Mozart Healthcare Acquires Seven Texas SNFs for $32M in Lone Star Expansion

Mozart Healthcare acquired seven skilled nursing facilities in Texas with 1,004 beds, for $32 million, the Skokie, Ill.-based company announced this week, adding to its presence in the Lone Star State.

The facilities were acquired from a national operator, which was not disclosed. The transaction is the fifth deal Mozart has closed in the state, as part of a planned expansion in Texas.

Mozart negotiated leases with two operators to run the portfolio: the Fort Worth, Texas-based Summit LTC, which currently has five facilities in Texas and will be taking on four of the SNFs, and Paradigm, an operating company based in Texas with a team of 350 that was backed by some of the ownership interests in Mozart.


Summit will be taking facilities in Dallas and San Antonio, while Paradigm’s properties are all in the Houston area — a deliberate move by the founders.

“Part of what we believe in at Mozart is that health care is no longer a big-player game,” Mozart CEO and co-founder Archie Shkop told Skilled Nursing News. “[The facilities] are all in Houston, allowing our corporate team quick access to each building. The proximity is critical to the execution of our hands-on approach and will enable us to move quickly to address the needs of our residents and families.”

His brother Ben Shkop, who serves as co-founder and chief operating officer at Mozart, echoed this sentiment.


“From our perspective, it’s difficult to grow as a company when tackling multiple regions simultaneously,” he said.

Not all the SNFs have the same clinical competencies, but this diversification allows the operators to make recommendations to one another as necessary, Archie Shkop said. Tight budgets in Texas due to the state’s low Medicaid reimbursement have resulted in dated information technology for many buildings, so Paradigm upgraded the infrastructure in its buildings first, spending on average $50,000 per property for the first round of changes, he added.

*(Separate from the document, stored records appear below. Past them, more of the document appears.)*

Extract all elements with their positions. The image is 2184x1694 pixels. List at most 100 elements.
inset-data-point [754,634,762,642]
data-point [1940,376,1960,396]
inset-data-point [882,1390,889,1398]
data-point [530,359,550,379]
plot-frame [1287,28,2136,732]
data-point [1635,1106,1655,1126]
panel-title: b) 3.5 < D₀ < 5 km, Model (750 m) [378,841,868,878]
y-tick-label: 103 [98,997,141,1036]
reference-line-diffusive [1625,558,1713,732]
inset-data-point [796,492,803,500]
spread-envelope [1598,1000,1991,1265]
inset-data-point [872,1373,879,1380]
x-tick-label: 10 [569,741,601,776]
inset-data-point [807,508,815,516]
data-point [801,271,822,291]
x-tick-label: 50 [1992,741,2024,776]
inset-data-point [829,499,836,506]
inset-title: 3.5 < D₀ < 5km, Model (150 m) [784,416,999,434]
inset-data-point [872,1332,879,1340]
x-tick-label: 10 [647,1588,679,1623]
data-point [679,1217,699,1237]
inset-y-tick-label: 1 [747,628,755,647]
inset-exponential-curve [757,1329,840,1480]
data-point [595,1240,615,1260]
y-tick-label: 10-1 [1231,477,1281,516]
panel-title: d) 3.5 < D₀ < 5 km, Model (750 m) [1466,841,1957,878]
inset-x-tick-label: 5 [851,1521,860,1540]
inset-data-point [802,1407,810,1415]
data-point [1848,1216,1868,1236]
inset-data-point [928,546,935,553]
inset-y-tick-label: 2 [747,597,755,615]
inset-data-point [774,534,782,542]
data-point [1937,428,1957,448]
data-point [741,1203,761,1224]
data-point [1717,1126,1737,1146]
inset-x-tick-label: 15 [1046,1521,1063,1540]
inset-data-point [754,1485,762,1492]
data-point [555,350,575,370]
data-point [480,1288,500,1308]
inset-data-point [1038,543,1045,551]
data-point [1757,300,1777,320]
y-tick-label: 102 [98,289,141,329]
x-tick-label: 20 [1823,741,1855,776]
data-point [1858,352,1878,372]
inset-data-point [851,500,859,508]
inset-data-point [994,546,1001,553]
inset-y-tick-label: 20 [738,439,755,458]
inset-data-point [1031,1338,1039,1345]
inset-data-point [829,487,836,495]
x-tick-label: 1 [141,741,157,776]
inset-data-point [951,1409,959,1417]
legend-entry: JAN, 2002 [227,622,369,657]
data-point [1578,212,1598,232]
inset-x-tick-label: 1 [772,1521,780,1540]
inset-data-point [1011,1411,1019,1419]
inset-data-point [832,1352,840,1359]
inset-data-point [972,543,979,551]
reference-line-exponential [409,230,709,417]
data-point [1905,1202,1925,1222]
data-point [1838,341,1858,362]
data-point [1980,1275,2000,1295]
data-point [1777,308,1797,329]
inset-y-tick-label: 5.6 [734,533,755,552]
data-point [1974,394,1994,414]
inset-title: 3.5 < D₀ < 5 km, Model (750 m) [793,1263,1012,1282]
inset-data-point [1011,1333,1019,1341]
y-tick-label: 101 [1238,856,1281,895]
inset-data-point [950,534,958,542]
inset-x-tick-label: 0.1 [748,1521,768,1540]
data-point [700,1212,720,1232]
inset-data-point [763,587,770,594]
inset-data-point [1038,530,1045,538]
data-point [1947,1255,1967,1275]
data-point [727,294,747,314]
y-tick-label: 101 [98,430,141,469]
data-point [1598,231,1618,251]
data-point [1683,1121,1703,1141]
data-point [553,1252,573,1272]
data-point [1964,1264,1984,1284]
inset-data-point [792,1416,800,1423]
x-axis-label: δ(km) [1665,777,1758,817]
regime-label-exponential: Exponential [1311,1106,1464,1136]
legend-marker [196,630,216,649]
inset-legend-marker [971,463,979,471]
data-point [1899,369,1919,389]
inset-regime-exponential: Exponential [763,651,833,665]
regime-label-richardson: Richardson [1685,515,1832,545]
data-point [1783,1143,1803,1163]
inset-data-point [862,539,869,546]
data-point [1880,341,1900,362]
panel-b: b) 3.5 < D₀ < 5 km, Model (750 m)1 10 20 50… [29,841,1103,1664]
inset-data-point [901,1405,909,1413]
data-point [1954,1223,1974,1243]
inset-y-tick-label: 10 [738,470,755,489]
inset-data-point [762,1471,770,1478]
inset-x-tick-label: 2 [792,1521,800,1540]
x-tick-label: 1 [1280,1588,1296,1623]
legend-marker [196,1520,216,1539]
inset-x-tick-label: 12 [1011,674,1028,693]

Texas has other challenges for skilled nursing operators — particularly in the fact that it is not a certificate of need (CON) state, meaning that providers can face competition from new buildings without the protection of government caps on the number of skilled nursing beds.

But as long as the nursing homes are providing the best care and paying attention to the needs of employees, success will follow, Ben Shkop said.

“We didn’t make any decisions before asking [the employees],” he told SNN. “If they feel like their voices are heard, the dollars and cents will follow. When a caregiver is fully vested in the vision of their company and feels like they have a voice, then ultimately our residents see the best care possible.”

Workforce is a major reason why Mozart and, by extension Paradigm, is focused on Texas; employees tend to stay longer in one place in this region, Ben Shkop added. This keeps the SNFs from being tied to agency workers, and mitigates some of the labor challenges that SNFs across the country have experienced.

“The ability to be able hire good employees is more important than the state average Medicaid rate, because you’re not seeing constant turnover,” he said.

The fact that the facilities have $55 million in top-line revenue will also help Mozart be successful in the purchase, he added.

Texas has been the target of negative press for skilled nursing, most recently in the form of the high-profile bankruptcy of Senior Care Centers. Genesis Healthcare  (NYSE: GEN) has also sold several facilities in the state as it works through an exit of the region altogether. The turmoil has led to several opportunities for Mozart to take over facilities, but the company is being choosy when evaluating the properties on the marketplace; management has “a very bearish outlook on the margins of the skilled nursing business,” Ben Shkop told SNN.

Because of the low Medicaid rates, it’s incumbent upon landlords to adjust their leases if they want to be successful, he stressed. This is why they’ve generally avoided more recently built facilities, which generally come with more costs to recoup through leases.

“When you’re dealing with a new building, the lowest possible lease a facility can enter in those markets is going to be a dollar amount that’s going to require the operator to operate [at a margin] in the high teens and low 20s,” he said. “And if we accept those, we’re not being true to our view of the marketplace.”